Par ce sous-amendement, le groupe parlementaire de la France insoumise entend empêcher les pressions éventuelles des organisations syndicales représentatives des employeurs.
En effet, comme le déplore l'ensemble des syndicats, l'adoption de cette loi a pour conséquence d'introduire une brèche dans le principe du jour obligatoirement chômé.
Il est évident que les organisations syndicales représentatives des employeurs s’attelleront à élargir cette brèche.
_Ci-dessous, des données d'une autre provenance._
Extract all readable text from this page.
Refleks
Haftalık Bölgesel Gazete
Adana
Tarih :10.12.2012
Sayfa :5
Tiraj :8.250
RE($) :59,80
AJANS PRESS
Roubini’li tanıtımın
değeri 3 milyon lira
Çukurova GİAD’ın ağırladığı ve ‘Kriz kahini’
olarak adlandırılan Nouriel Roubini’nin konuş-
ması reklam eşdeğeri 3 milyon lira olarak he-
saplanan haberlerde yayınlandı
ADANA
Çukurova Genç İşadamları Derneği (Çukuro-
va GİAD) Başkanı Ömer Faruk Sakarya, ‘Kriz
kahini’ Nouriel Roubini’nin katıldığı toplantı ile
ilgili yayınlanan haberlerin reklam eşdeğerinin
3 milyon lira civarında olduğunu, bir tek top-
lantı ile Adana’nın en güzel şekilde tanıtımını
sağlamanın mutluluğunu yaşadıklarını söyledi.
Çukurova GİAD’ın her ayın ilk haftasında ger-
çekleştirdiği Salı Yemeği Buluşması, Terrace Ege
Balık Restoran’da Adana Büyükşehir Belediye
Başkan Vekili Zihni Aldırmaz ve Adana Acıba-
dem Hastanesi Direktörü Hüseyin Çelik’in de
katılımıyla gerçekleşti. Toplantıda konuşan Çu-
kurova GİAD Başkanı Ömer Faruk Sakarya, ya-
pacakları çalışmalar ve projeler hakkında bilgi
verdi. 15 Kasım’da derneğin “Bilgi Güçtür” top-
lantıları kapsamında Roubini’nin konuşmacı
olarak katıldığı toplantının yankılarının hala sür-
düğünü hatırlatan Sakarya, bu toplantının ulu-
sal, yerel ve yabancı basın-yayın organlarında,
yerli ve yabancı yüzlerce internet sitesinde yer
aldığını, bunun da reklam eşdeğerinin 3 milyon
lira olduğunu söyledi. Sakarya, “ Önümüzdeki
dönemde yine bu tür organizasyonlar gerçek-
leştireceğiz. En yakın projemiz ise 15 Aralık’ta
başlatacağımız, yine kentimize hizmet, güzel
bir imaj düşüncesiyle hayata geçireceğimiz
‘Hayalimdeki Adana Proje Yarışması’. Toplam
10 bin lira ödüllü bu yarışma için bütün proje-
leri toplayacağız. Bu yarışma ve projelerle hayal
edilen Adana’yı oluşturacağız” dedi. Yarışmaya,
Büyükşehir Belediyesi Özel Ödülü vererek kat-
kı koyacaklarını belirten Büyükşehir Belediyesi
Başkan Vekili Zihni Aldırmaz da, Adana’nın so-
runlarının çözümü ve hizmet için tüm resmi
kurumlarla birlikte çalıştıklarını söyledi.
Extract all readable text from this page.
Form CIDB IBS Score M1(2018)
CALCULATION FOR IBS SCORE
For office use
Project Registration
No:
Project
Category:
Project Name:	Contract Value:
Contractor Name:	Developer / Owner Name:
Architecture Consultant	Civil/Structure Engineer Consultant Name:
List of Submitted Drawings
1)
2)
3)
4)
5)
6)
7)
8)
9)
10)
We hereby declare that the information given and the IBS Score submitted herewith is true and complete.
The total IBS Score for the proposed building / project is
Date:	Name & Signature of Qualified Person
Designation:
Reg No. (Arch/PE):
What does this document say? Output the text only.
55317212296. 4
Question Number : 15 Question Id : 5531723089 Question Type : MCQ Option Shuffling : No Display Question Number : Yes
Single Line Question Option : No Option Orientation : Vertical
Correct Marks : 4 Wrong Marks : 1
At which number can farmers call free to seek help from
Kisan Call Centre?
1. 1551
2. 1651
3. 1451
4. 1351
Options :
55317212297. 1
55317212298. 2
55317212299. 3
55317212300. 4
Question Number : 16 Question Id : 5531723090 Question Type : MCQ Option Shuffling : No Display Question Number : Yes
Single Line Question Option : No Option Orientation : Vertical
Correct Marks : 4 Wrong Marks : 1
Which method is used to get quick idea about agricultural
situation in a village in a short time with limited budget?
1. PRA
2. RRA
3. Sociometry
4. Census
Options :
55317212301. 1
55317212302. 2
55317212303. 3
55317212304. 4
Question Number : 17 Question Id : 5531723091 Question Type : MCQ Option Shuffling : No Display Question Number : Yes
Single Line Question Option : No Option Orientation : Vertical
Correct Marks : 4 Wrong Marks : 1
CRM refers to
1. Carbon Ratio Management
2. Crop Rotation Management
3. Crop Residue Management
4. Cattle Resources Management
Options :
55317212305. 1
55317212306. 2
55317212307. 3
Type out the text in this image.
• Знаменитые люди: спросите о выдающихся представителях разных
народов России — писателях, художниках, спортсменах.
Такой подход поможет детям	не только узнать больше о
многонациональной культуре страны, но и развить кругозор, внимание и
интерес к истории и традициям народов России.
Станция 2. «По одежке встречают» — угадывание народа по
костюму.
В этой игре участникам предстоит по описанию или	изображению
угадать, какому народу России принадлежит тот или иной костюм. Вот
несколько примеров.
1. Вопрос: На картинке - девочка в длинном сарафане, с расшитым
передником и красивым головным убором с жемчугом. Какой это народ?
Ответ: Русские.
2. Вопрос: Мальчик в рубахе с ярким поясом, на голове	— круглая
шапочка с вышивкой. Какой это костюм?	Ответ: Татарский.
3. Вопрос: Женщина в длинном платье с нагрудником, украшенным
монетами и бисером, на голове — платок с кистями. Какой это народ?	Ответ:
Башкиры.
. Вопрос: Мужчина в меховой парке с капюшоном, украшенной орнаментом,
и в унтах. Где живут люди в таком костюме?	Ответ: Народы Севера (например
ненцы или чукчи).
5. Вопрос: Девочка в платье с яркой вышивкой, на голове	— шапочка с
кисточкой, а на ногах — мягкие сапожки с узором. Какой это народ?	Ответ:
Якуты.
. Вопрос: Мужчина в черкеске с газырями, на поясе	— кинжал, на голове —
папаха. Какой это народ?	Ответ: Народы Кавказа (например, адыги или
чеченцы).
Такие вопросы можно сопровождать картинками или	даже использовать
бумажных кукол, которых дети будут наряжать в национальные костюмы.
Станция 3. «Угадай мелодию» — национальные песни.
La formulation de l'article de cette proposition de loi est suffisamment imprécise pour que l'adoption d'un décret au Conseil d’État fixant les catégories des établissements concernés étende le champ d'application de ces dérogations au-delà de ce qui est imaginé par le législateur.
Limiter l'avis des organisations syndicales représentatives à celles des salariés permet d'empêcher de telles dérives.
Par ce sous-amendement, le groupe de la France insoumise s'assure que les dérogations introduites demeurent strictement limitées.